L’EUROPA CONTESA E I PUNTI DI FORZA DELLA CINA
Secondo lo stesso Bessent, i prossimi passi degli Usa prevedono negoziati con i vari alleati per raggiungere accordi commerciali specifici in questi 90 giorni di pausa. Obiettivo: gettare le fondamenta per stabilire un approccio comune nei confronti di Pechino, in modo da “affrontare la Cina come gruppo”. Il segretario al Tesoro Usa ha poi avvertito in maniera emblematica l’Unione europea, sconsigliandole di scivolare verso la Cina: “Sarebbe come tagliarsi la gola”.
La Cina, infatti, guarda al Vecchio Continente, accogliendo con soddisfazione alcune aperture politiche europee. Il premier spagnolo Pedro Sanchez è a Pechino per discutere di questioni commerciali. Stesso motivo della telefonata tra la presidente della Commissione Ue Ursula von der Leyen e il premier cinese Li Qianq, così come del video-colloquio tra il commissario al Commercio Ue Maros Sefcovic e il ministro cinese Wang Wentao. Il dialogo è più che aperto.
E non c’è solo l’Europa. Il presidente Xi Jinping ha infatti invitato la Cina a costruire “un futuro condiviso con i paesi vicini”, per stringere un legame ancora più forte, integrando catene di approvvigionamento e industriali. Il recente colloquio trilaterale con Corea del Sud e Giappone è solo un esempio. Ancor più visto che molti paesi del Sud-est asiatico erano stati colpiti duramente dalle promesse iniziali di dazi da Trump.

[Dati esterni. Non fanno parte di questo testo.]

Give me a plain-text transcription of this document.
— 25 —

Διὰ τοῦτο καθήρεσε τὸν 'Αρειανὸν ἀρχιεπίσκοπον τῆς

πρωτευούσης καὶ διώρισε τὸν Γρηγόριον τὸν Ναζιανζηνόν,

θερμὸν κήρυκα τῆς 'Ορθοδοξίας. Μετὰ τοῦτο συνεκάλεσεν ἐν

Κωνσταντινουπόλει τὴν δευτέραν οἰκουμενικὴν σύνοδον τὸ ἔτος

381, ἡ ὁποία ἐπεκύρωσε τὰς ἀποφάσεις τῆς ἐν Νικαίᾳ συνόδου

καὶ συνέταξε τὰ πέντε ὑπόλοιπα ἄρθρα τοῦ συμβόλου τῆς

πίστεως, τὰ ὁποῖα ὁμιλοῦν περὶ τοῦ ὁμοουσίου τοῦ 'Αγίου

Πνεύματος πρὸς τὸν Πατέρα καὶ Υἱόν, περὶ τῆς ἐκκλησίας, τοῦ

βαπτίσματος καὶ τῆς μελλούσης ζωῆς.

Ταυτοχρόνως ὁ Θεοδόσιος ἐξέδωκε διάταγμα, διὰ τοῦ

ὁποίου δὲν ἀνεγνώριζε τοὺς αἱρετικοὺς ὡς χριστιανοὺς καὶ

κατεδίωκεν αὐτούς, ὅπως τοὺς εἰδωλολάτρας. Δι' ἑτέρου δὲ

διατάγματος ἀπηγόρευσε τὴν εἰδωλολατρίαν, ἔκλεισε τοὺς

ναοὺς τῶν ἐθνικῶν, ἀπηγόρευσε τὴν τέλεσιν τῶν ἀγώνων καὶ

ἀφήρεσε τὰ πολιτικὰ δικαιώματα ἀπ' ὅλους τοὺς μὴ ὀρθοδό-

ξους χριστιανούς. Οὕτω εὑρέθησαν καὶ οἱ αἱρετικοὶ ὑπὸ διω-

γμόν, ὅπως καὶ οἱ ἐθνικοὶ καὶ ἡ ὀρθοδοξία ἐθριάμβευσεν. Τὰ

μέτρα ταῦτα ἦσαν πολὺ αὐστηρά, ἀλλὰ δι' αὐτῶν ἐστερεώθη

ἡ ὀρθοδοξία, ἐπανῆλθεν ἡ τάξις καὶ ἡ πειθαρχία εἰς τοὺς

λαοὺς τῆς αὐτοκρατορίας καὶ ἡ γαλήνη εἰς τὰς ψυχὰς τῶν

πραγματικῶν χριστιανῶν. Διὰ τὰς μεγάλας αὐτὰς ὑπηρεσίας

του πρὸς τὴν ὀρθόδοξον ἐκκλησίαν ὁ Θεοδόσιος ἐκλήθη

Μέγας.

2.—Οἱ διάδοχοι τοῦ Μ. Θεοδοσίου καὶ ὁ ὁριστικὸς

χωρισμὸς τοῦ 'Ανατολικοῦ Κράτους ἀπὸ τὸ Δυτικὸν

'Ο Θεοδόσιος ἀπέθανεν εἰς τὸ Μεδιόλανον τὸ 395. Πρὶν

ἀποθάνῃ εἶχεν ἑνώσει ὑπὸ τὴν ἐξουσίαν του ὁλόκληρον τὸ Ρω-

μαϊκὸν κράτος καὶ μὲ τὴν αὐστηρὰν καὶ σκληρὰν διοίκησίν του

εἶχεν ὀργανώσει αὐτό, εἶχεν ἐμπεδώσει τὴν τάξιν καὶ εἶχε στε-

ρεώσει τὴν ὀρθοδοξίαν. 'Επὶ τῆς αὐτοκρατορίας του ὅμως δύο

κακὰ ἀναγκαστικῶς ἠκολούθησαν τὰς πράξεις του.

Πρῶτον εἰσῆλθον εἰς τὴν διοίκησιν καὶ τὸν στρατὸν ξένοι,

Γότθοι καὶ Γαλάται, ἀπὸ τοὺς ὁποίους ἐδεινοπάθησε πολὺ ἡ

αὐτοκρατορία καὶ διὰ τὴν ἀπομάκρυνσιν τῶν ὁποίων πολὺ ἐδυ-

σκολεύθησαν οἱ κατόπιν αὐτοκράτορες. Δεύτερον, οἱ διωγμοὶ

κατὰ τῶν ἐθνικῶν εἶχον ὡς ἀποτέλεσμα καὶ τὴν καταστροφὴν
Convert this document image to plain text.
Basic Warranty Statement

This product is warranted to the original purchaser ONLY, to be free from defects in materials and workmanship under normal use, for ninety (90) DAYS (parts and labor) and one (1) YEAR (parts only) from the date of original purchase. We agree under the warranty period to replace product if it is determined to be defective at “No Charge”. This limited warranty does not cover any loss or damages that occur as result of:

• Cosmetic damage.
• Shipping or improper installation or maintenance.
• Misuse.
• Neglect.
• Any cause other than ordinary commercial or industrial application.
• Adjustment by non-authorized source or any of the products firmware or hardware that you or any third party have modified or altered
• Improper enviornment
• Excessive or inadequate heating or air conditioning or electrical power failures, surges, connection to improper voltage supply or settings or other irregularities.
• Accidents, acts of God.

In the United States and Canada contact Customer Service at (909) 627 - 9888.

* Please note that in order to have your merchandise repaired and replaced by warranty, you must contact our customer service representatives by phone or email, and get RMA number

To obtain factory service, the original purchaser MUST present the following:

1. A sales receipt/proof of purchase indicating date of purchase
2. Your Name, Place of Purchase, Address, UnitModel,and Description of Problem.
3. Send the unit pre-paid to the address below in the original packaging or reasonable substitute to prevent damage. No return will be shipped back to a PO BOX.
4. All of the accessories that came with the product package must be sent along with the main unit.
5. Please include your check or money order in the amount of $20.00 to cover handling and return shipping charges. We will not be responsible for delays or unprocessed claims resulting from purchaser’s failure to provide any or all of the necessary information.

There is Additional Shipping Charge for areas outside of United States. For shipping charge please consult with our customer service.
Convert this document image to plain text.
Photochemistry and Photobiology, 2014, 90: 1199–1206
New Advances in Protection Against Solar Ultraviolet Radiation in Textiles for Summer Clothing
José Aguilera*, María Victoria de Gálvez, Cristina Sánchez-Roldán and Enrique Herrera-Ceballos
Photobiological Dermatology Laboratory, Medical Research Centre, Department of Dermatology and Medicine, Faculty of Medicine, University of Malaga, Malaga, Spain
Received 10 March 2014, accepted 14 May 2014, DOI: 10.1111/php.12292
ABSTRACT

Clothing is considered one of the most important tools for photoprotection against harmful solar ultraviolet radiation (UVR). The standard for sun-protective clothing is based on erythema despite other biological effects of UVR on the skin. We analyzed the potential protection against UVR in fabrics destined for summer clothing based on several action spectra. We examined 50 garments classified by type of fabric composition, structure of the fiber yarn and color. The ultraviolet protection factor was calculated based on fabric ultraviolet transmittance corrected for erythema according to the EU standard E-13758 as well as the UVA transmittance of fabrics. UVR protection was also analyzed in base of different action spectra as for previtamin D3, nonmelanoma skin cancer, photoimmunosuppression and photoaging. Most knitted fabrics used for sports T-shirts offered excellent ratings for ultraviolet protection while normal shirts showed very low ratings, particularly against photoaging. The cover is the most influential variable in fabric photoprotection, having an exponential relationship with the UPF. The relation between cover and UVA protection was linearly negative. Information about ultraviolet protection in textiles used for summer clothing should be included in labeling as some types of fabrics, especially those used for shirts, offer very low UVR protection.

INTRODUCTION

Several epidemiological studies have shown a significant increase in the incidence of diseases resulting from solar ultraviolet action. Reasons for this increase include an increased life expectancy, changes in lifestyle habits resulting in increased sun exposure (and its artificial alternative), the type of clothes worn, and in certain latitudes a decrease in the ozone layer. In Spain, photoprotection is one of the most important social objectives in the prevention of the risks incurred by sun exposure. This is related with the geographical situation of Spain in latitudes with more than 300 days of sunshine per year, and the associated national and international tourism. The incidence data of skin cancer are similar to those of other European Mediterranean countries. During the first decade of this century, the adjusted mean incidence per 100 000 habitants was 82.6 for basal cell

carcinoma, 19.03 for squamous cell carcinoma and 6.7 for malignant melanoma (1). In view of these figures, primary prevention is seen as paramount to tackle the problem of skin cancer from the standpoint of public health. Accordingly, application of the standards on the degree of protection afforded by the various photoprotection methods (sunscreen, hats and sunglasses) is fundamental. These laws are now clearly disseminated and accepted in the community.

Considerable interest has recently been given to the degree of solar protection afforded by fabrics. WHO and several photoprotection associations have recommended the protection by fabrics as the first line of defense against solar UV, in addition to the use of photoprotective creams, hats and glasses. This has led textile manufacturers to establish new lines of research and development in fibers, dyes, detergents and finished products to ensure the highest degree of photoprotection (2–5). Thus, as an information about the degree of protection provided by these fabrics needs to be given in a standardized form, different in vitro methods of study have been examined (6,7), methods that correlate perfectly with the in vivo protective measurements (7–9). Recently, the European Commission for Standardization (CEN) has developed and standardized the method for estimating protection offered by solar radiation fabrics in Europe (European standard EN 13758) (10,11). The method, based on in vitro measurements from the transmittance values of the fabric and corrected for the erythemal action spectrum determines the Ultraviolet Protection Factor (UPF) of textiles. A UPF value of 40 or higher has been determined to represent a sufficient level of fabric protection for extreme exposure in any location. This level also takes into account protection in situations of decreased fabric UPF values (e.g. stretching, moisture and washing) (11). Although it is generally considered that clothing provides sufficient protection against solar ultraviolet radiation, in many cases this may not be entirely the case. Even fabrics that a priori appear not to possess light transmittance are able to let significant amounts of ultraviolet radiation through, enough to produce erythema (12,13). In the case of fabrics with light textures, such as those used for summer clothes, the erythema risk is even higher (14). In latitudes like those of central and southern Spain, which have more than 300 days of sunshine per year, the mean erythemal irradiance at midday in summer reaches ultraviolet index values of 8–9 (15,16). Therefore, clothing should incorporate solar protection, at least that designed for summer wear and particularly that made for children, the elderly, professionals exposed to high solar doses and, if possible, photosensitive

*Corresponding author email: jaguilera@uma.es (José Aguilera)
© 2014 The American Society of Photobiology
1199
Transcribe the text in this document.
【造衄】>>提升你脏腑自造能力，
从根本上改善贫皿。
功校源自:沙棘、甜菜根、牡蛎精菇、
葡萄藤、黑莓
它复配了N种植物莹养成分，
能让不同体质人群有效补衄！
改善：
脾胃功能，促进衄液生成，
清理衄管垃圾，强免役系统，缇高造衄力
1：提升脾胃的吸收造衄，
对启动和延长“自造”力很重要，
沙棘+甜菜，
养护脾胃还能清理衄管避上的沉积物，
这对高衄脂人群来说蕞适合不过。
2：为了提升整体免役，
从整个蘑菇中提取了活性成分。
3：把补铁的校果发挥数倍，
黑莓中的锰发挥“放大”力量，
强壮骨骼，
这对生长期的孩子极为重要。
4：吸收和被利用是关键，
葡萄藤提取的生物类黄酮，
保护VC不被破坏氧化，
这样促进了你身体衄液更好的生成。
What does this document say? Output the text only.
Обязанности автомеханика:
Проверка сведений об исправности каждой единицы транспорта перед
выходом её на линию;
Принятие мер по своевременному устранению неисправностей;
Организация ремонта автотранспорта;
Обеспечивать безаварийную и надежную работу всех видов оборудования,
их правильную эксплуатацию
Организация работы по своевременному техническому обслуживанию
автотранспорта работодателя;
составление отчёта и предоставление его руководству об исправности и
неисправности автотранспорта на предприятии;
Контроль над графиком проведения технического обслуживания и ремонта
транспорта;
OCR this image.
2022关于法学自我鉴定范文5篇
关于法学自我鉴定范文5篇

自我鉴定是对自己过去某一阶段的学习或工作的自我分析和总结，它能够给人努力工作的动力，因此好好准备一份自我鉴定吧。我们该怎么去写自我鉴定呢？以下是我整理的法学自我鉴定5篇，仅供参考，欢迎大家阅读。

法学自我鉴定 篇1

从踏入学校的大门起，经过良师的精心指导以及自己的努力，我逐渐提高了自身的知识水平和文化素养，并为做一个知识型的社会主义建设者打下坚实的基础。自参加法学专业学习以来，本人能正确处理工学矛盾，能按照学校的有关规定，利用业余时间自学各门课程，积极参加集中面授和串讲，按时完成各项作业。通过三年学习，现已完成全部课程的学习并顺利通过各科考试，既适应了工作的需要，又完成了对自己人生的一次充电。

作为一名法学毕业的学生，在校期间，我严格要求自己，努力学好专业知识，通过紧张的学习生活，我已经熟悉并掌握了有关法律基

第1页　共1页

I TIMORI USA E LA QUESTIONE TITOLI DI STATO
La Casa Bianca comunque continua a fare la voce grossa con Pechino. Calcolando però anche i potenziali svantaggi e punti deboli. In una guerra commerciale pura, infatti, Pechino potrebbe contare su alcuni elementi a suo favore. Come rimarcato dal Guardian, “gli Stati Uniti dipendono molto di più dalle importazioni cinesi di quanto la Cina non dipenda dagli Stati Uniti”. E “molti beni provenienti dalla Cina non potranno essere sostituiti rapidamente, con un conseguente aumento dei prezzi al consumo negli Usa” che potrebbe durare anni, secondo la Cnn.
E poi c’è la questione del Tesoro. Uno dei motivi dietro il passo indietro di Trump sarebbe la reazione “nervosa” del mercato dei titoli di Stato statunitensi. Considerati tradizionalmente asset sicuri per investitori di tutto il mondo, dopo la promessa dei dazi hanno iniziato ad essere venduti, il rendimento dei titoli decennali ha raggiunto il 4,5% e anche quelli a più lunga scadenza sono saliti.
E la Cina ha una leva strategica importante visto che è il secondo detentore straniero di debito Usa, dietro solo al Giappone. Pechino possiede circa 760 miliardi di dollari in Treasury (il 2,1% del totale), simile alla quota del Regno Unito, mentre Tokyo ne ha 1,08 trilioni di dollari. Certo, nulla a che vedere con i maggiori detentori di debito pubblico, ovvero investitori e pensionati americani con 28,9 trilioni di dollari. Lo scenario in cui la Cina inizi a vendere le obbligazioni statunitensi – gettando nel caos i mercati – al momento è inverosimile. Sia per le conseguenze generali sia per l’impatto che avrebbe su di essa. Ma il timore che abbia iniziato a liquidarne una parte potrebbe essere reale. D’altronde in guerra non si può escludere nulla.